The HS2 railway line has been given the formal approval to extend northwards from Birmingham to Crewe – the Phase 2a of the project.
Crewe is a major railway junction for the north of England, and connects to the existing mainline to North Wales, Liverpool and Glasgow. The Parliamentary approval also means the 36-mile extension will be built earlier than originally planned, with the opening now planned to coincide with Phase One between London and the West Midlands.
Once operational, high-speed services operating between London, Birmingham and Crewe will use the newly-constructed railway, then joins the existing rail network to create direct services to places including Liverpool, Preston, Carlisle and Glasgow.
Crewe is also the station for connections to North Wales and Shrewsbury.
Construction of the extension will require 17 new viaducts, 36 embankments, 65 bridges, 26 cuttings and 2 tunnels, and will see 78 hectares of native broadleaved woodland be planted.
Once open, HS2 2a will carry six services per hour, freeing up the West Coast Mainline between Lichfield and Crewe.
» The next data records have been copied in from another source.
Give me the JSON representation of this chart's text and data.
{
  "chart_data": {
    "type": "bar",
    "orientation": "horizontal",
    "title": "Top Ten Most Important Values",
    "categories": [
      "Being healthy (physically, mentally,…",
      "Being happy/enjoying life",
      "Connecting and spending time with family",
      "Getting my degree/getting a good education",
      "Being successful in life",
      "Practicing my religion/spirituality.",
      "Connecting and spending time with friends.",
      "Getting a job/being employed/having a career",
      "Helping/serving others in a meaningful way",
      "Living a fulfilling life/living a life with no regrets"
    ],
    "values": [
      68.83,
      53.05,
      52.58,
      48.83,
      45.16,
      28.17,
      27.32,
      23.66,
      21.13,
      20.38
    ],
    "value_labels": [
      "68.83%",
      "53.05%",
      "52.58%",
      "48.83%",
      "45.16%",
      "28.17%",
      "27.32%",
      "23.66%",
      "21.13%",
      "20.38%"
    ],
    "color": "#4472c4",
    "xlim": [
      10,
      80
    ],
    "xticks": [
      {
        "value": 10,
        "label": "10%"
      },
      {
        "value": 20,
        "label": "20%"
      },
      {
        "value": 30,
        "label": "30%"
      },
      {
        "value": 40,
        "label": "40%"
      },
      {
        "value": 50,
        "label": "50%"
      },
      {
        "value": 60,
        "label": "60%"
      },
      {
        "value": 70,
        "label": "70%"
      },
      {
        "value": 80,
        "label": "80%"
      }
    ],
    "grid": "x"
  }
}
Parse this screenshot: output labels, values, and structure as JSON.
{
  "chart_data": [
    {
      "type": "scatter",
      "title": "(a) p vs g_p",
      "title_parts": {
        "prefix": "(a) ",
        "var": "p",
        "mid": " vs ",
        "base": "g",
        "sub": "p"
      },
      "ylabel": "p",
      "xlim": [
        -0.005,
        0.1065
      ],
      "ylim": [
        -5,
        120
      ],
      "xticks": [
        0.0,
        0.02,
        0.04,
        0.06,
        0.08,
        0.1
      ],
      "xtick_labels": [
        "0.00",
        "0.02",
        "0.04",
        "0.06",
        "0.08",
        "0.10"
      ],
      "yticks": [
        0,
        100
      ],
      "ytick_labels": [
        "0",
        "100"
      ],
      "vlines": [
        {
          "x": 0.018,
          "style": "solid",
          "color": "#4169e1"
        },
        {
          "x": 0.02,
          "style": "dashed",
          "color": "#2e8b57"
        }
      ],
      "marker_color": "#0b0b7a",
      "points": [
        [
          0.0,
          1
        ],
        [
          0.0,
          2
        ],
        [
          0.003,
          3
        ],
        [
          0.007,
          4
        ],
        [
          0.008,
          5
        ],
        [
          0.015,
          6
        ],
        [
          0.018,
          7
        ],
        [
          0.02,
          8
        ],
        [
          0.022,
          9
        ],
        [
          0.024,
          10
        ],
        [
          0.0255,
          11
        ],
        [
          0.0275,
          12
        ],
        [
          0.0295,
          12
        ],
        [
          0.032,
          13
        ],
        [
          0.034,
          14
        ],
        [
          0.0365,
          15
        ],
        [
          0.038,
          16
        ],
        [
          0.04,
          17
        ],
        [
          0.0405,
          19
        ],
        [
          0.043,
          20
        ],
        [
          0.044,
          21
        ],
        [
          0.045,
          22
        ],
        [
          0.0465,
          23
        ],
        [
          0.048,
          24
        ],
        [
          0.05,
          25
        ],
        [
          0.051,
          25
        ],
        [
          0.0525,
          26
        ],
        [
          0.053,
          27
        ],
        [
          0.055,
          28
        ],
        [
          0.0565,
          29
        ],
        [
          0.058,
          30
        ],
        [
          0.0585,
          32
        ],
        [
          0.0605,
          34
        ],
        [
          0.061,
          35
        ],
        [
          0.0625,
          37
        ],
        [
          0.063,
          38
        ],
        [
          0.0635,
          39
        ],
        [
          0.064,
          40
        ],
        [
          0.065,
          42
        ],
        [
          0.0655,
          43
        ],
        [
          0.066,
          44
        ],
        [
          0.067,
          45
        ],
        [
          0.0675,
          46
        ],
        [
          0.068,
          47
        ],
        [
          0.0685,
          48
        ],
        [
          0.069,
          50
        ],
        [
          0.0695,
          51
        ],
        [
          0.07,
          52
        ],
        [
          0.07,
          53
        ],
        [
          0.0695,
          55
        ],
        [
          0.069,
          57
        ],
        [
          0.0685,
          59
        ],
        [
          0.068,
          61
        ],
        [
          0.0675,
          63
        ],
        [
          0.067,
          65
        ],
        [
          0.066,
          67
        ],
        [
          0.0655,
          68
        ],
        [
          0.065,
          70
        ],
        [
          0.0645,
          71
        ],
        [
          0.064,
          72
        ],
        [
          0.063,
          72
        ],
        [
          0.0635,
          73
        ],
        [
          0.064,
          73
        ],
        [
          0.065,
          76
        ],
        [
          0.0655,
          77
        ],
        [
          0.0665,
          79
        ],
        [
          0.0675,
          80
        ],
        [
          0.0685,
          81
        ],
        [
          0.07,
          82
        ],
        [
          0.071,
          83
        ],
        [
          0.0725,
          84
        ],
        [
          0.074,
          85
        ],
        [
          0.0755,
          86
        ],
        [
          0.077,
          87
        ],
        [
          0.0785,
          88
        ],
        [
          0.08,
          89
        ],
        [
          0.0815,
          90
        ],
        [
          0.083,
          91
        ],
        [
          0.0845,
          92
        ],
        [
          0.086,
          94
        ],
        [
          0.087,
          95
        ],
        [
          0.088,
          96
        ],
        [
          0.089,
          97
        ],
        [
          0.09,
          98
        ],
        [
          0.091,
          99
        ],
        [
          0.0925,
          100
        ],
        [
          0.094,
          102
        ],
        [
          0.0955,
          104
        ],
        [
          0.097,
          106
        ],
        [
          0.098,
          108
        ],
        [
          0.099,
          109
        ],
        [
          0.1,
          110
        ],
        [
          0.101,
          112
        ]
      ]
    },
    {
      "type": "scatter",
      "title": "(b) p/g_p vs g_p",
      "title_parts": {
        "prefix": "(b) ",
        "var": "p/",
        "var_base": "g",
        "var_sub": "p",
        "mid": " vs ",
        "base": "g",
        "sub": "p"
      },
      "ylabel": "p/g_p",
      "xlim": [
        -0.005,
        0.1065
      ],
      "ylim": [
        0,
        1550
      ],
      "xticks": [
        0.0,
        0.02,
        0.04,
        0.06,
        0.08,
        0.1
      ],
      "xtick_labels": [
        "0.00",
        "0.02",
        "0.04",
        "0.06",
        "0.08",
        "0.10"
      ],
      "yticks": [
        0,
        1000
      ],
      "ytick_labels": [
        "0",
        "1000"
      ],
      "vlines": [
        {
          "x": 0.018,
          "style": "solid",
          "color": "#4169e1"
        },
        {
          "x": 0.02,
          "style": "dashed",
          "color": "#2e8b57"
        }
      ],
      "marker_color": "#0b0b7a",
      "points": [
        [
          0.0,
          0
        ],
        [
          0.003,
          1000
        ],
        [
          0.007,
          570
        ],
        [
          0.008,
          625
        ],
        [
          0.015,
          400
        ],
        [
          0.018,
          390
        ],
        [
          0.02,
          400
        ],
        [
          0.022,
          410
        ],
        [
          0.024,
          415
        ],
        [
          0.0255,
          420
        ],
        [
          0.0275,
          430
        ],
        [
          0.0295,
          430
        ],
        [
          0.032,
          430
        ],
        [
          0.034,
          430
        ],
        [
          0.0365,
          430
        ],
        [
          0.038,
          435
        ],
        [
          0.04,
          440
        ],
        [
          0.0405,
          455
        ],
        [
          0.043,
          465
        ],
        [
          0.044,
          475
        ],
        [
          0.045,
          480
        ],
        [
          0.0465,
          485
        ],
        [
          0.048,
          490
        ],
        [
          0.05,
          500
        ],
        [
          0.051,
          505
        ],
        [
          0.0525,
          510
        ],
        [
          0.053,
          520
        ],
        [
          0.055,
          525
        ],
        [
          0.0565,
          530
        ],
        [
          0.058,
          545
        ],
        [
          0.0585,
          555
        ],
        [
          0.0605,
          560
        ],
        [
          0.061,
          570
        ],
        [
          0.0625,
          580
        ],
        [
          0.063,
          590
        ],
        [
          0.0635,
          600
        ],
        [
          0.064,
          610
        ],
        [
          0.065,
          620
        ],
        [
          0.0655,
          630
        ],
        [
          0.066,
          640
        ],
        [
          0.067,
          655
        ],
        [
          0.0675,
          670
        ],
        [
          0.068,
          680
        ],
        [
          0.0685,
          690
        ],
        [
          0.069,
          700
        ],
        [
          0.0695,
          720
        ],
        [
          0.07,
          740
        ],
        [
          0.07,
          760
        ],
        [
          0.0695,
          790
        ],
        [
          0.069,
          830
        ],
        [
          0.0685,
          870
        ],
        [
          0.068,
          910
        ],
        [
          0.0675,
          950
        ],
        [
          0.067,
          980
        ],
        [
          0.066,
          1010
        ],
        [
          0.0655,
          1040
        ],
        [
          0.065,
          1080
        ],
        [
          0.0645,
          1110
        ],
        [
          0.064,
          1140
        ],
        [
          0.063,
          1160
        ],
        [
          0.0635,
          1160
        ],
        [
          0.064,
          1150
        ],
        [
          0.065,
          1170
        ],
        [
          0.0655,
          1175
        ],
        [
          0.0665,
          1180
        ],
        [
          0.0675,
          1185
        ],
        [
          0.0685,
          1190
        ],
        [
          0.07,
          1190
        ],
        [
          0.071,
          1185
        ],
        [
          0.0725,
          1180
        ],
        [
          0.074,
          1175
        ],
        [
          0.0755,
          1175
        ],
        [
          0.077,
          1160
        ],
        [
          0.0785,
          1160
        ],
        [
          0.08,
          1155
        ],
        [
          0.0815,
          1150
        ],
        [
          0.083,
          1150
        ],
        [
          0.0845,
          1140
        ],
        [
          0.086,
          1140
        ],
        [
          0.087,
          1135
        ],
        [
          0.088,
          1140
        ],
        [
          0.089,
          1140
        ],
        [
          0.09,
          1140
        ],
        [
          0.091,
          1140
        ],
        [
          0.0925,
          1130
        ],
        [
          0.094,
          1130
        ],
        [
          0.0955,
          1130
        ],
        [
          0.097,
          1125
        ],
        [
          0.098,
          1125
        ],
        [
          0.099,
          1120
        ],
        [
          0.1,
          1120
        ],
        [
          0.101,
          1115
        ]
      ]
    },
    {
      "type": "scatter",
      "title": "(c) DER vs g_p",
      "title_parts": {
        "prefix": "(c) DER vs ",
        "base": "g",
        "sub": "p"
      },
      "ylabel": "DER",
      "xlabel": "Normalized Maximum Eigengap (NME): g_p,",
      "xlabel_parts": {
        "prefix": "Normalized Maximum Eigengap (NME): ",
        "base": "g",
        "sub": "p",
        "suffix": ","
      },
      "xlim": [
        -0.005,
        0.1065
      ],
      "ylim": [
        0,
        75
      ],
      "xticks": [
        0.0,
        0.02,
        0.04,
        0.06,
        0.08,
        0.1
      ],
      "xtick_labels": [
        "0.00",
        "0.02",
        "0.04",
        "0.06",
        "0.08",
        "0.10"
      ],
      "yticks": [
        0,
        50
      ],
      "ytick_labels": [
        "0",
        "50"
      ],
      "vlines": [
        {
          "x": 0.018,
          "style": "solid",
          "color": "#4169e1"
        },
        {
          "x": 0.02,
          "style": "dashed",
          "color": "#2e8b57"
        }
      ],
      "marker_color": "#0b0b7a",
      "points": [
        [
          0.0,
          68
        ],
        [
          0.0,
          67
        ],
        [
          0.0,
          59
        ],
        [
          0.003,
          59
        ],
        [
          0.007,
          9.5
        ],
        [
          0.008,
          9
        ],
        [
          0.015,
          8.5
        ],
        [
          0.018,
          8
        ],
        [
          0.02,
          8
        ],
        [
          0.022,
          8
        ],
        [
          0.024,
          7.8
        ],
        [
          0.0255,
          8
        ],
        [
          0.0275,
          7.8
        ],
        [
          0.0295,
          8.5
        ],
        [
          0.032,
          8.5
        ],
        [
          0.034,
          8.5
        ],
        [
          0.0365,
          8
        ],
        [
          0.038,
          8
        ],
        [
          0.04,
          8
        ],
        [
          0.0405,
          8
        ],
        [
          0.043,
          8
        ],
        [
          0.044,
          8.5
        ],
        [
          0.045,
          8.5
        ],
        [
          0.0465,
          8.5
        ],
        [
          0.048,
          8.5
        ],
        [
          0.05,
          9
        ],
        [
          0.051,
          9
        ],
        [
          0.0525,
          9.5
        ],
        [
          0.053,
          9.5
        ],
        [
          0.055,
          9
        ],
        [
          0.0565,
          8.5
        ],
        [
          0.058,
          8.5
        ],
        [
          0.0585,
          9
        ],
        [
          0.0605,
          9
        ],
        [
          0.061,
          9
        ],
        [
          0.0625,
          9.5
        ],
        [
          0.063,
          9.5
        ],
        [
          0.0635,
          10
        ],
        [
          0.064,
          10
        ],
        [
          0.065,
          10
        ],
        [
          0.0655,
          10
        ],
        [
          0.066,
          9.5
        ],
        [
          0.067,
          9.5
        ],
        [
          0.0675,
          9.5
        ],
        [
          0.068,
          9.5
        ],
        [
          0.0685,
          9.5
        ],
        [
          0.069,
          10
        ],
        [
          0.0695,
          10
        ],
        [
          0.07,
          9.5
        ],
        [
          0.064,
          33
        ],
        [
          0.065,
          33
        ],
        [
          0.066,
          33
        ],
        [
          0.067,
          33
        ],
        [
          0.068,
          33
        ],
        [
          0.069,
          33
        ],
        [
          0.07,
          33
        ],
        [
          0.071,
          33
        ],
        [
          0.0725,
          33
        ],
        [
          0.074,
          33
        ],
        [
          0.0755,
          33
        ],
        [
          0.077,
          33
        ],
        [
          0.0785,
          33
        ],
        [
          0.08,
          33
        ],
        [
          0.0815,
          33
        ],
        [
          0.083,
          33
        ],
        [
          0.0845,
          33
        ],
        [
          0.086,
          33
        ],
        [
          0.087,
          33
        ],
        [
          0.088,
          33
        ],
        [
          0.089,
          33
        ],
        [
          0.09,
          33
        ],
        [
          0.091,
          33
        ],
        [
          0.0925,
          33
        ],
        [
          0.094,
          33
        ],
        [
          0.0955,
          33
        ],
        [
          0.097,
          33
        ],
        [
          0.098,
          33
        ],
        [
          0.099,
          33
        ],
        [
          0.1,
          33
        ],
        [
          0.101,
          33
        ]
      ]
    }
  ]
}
As HS2 will take intercity traffic off the existing railways, it should see capacity double on lines between Crewe and Stoke-on-Trent to Nuneaton, Tamworth, Lichfield and Rugeley. It should also enable more services from Crewe to Runcorn and Liverpool, as well as via Crewe between North Wales, Chester and London.
Related to the announcement, there is a local consultation that recently opened to look at reopening closed railway lines and stations in the region that could make us of the additional rail capacity to improve regional rail services.
Being not just capacity for more trains, the HS is high-speed, so they expect a journey from Glasgow to London to be around 44 minutes faster, from Manchester to London to be a quarter faster at 90 minutes, and a journey from Crewe to London to be under an hour (34 mins faster).